In my circles, the word “conversion” sort of has a bad reputation. I think that is because strange, power-hungry men (for the most part) have been in the mass media for decades prowling for conversions. People feel like it would be a sign of low self-esteem to give in to them – sort of like owning the Pocket Fisherman because you saw it on TV.
That’s too bad. Because conversion is a good word. It basically means an event that resulted in transformation. Maybe we don’t like getting coerced into conversion, but people yearn for transformation, and that is the essence of what relating to Jesus is all about. So maybe I don’t need to be “converted” in the worst sense of the word, but no matter how many people try to get me to accept myself just as I am, I long for the transformation God promises. The more of it I experience, the more I long for the fullness.
I got to thinking about conversion when I was sitting at breakfast yesterday with the members of Shalom House and their Guidance Team celebrating the entry of Kristen into the household. We told peacemaking stories. Many of them included the conversion it took to be committed to Christ’s way of peace. I needed to be converted to that even after I was a Christian! My father was in the Navy. My brother was in Vietnam. I enthusiastically voted for warmongers. My conversion was mainly due to an honest reading of scripture. When Paul talks about the armor of God he says to have “your feet fitted with the readiness that comes from the gospel of peace.” (Eph 6:15). I don’t know why I would need to be a Christian at all if I have to undo Christianity so I can fit war into Christ’s peacemaking.
So I was encouraged by the Shalom House people.
As I was remembering them this morning, a flood of realization came to me. Last night at our PMs, I was surrounded by people who were experiencing conversion.
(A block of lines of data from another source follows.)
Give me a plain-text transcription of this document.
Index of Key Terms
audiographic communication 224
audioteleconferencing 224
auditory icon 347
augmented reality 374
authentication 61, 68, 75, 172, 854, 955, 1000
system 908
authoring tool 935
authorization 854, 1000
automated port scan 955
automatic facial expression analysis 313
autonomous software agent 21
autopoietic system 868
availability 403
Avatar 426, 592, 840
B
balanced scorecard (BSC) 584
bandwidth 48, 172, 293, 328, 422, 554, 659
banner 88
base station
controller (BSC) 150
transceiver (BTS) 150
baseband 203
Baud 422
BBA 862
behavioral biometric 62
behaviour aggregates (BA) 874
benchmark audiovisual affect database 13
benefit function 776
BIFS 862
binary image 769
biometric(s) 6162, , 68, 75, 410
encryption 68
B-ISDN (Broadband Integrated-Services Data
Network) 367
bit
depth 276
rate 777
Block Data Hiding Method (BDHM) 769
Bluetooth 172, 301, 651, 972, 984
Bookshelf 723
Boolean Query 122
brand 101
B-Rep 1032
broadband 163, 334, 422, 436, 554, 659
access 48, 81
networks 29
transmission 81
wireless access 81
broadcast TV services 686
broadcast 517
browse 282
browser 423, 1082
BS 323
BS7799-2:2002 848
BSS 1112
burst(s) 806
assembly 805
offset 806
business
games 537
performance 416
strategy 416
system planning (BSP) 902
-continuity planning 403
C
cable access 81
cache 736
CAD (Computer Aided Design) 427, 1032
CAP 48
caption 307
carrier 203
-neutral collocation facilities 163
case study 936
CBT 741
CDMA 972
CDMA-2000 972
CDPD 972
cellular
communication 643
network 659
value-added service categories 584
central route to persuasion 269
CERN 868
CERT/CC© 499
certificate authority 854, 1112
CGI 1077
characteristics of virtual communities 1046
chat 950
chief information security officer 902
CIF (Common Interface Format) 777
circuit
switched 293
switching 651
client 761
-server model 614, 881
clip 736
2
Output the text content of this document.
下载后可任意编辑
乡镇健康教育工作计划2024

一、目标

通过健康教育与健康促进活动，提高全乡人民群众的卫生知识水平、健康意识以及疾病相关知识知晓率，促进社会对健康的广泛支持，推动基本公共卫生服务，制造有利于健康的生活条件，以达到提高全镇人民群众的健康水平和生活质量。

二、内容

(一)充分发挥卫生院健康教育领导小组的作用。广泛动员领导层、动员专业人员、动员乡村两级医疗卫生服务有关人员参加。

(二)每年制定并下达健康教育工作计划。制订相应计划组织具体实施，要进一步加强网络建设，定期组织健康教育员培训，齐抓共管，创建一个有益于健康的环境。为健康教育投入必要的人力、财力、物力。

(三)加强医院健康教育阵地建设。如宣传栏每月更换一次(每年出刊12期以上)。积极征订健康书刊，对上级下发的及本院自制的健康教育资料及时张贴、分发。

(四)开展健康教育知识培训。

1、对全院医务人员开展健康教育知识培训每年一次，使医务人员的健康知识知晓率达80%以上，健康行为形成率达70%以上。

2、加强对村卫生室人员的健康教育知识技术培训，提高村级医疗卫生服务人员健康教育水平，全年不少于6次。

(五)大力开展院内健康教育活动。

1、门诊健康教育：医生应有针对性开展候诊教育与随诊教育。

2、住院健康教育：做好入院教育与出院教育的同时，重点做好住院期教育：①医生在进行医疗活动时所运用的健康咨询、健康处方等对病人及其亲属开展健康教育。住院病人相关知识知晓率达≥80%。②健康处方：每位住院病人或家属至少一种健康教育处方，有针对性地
Some of it was rather dramatic.
A person quit his high-paying and high-powered international job last week because he feels convicted to have a life in Christ.
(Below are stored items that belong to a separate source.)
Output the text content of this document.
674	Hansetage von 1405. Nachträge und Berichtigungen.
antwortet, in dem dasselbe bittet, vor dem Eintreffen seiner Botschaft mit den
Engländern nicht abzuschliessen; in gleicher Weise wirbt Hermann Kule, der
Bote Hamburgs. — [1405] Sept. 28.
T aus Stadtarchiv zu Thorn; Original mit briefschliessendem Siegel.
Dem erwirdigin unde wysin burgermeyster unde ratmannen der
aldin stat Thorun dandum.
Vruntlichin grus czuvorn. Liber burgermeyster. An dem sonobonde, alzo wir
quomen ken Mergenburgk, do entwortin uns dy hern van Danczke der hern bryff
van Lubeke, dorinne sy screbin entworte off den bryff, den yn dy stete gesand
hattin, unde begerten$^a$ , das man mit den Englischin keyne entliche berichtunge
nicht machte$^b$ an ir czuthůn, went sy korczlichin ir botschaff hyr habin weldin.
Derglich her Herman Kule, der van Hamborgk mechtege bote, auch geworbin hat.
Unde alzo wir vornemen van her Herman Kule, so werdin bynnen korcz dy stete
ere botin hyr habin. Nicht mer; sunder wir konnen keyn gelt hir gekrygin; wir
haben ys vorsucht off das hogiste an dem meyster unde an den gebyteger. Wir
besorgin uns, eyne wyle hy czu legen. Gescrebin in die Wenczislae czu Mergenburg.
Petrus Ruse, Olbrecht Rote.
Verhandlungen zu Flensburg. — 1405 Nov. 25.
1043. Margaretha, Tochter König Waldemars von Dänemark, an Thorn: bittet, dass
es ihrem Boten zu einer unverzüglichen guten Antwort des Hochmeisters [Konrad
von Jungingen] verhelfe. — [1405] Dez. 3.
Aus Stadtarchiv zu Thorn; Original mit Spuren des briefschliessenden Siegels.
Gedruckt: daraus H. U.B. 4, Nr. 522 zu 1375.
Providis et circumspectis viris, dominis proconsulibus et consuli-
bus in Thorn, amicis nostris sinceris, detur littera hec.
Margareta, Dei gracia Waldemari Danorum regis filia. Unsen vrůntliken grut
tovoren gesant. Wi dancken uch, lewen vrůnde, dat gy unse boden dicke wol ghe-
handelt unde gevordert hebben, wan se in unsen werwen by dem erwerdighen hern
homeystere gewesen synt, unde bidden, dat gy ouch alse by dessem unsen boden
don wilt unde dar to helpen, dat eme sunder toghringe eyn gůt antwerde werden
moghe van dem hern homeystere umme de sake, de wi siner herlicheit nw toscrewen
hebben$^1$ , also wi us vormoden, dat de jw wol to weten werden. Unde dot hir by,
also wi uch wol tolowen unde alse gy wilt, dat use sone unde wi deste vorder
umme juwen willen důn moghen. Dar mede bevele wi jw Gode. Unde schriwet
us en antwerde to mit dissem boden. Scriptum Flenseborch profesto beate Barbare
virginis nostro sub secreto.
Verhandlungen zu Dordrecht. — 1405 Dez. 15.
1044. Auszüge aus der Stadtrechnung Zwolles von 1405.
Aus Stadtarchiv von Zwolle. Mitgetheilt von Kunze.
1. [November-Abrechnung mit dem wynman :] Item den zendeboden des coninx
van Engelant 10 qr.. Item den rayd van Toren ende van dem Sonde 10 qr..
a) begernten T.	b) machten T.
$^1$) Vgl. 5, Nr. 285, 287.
A person risked her job to get off in time to get her family to the PM, now that they have just one car.
A person is making a covenant with the church, even though it goes against his grain to be so noticed and connected.
A person has been released from her former ambitions and is bravely looking into the brand-new future that is opening up before her.
Even as I am listing these conversations that all happened during the course of one evening, I realize that there are many more I could be listing — some small examples, some large. There is a lot of conversion going on. Knowing Jesus and being one of his people is changing people and allowing them to go with further change. I don’t know if transformation is breaking out, but I am glad to at least have my eyes opened to it a bit more. Are you noticing any conversion in your quadrants?